I can see a bit of Tarzan in the borderman that Zane describes. He's able to live amongst the natives, but not with them. He is a giant. He's an ideal man. I believe that Zane Grey, the author, predates Burroughs' Tarzan. However, perhaps when I have the Internet at home again I can look it up. Where in the Tarzan series, one has to endure the ocassional racist comment about the Africans in Burroughs' setting, one has to endure the racist comments on the Natives. But, where I was able to tolerate Tarzan's impression of the Africans in the books, the comments made by Jonathan are far worse. Never did Tarzan ever suggest that he wanted to exterminate the natives to the jungles of Africa in which he lived. Johnathan says to his friend, "...in a few more years there won't be any need for a borderman. When the Injuns are all gone where'll be our work?"

Earlier in the novel a man mentions that he wants to marry a girl, but before he does, he wants to have enough money for a bit of property. The Colonel—Johnathan's brother—offers to him a free 80 acre parcel of land. It's described in lovely detail. Such homesteads surely are rarer now. In any case, I can somehow imagine that this land might have meant something to the natives that lived there before them. Yet, without consulting them on the issue of whose land it is, he simply gives it to someone. In essence, stealing another 80 acre parcel of land and giving it to a couple to fight for.

Despite some of the kind words written about the women of the fort and its surroundings, women are weak and need to stay at home. They cannot walk about without getting lost. Helen finds herself lost outside the fort one day when fortune happens to have Johnathan on his way back to the fort. He sees her trail and follows it, curious about whose trail it was. When finding her, he admonishes her to stay in the fort. When she becomes petulant, he turns to pretend to walk off. When she realizes she's a helpless weak woman, she calls out to have her saviour bring her home.

There's a certain sadness I feel through the ultimate victory which Colonel Zane won with the help of the bordermen. Their ancestral home, the home of 'the savages,' "The beautiful Ohio valley had been wrested from the savages..." In essence, a kind of genocide of the beautiful valley to essentially steal the ancestral home of the natives is the ultimate victory of the white man.

To give the natives credit, in the book that is, they often are described as not fearing death. They meet their fates with admiration, not hatred or anything resembling cowardice. The outlaws were welcomed and assisted by the Natives. Had those in the fort also extended their hand out to the Natives, might not they have also found friendship and enabled cohabitation? Of course, it's impossible to know, but easy to speculate.

Wetzel, the chief Indian killer, muses that the beautiful forest in which he made his life will all become corn fields.
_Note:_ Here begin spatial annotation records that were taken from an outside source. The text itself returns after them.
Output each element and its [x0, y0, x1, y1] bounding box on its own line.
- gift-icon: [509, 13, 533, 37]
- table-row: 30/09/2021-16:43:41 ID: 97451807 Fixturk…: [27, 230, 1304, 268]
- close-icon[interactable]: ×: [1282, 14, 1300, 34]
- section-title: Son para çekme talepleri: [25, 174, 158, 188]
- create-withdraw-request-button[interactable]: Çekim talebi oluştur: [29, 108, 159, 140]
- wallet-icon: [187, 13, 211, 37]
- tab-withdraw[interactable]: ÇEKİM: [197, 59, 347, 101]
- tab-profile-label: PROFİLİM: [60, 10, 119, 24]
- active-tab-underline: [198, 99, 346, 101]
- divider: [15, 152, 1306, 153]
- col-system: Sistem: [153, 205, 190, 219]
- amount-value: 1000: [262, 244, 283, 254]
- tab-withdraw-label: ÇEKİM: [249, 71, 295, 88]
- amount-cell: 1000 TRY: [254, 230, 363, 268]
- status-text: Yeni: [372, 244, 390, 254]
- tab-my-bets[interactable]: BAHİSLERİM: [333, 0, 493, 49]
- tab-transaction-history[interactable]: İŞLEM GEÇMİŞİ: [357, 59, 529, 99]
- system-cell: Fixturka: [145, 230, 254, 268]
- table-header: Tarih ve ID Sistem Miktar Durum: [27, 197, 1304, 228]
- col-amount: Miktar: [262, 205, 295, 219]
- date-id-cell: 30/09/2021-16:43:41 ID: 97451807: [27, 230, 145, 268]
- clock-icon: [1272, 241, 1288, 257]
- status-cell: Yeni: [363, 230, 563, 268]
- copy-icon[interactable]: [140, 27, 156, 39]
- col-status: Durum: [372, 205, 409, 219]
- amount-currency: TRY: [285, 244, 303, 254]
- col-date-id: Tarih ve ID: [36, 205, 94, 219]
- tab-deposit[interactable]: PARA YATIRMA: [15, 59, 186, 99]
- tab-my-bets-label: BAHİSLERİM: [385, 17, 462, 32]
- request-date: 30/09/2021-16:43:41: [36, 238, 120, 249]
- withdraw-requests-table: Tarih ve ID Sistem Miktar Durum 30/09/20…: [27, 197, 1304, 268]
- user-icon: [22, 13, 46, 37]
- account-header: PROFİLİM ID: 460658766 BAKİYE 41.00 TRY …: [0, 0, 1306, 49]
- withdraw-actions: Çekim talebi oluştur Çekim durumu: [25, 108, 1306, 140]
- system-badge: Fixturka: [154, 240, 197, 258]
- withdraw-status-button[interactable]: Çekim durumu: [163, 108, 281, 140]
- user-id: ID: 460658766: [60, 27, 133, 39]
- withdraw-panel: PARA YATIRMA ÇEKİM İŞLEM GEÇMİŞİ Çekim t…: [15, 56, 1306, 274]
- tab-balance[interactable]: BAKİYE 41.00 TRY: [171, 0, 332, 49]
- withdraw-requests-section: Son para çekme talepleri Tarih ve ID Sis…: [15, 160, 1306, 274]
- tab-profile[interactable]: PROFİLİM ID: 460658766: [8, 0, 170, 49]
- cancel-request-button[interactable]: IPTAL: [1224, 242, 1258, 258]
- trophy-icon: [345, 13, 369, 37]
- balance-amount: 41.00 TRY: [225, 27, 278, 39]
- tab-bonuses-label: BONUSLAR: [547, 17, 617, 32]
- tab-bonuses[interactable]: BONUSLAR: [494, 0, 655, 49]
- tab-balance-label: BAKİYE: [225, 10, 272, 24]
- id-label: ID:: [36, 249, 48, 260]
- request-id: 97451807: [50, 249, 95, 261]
One wonders if somehow he has a fleeting regret of the terrible work that he pursued to ethnically cleanse the land of its Native population in favour of those who would turn the land into nothing more than an endless expanse of corn.

While I don't like a lot of the politics that Zane Grey brings up: the racism and ethnic cleansing are in particular hard to swallow. His strength is in his generous descriptions of the beautiful forests and streams. He articulates these scenes extremely well. The romantic side of the tale leaves something wanting. However, that's something I am not a fan of. Building up a female character to the point of unbelievability—perfect beauty and character. The alpha female for the alpha male. I'm also not a fan of the perfect hero who has no real fault or vice. That kind of hero doesn't exist, and it never did. What that hero does is reprehensible in their butchering of the Natives.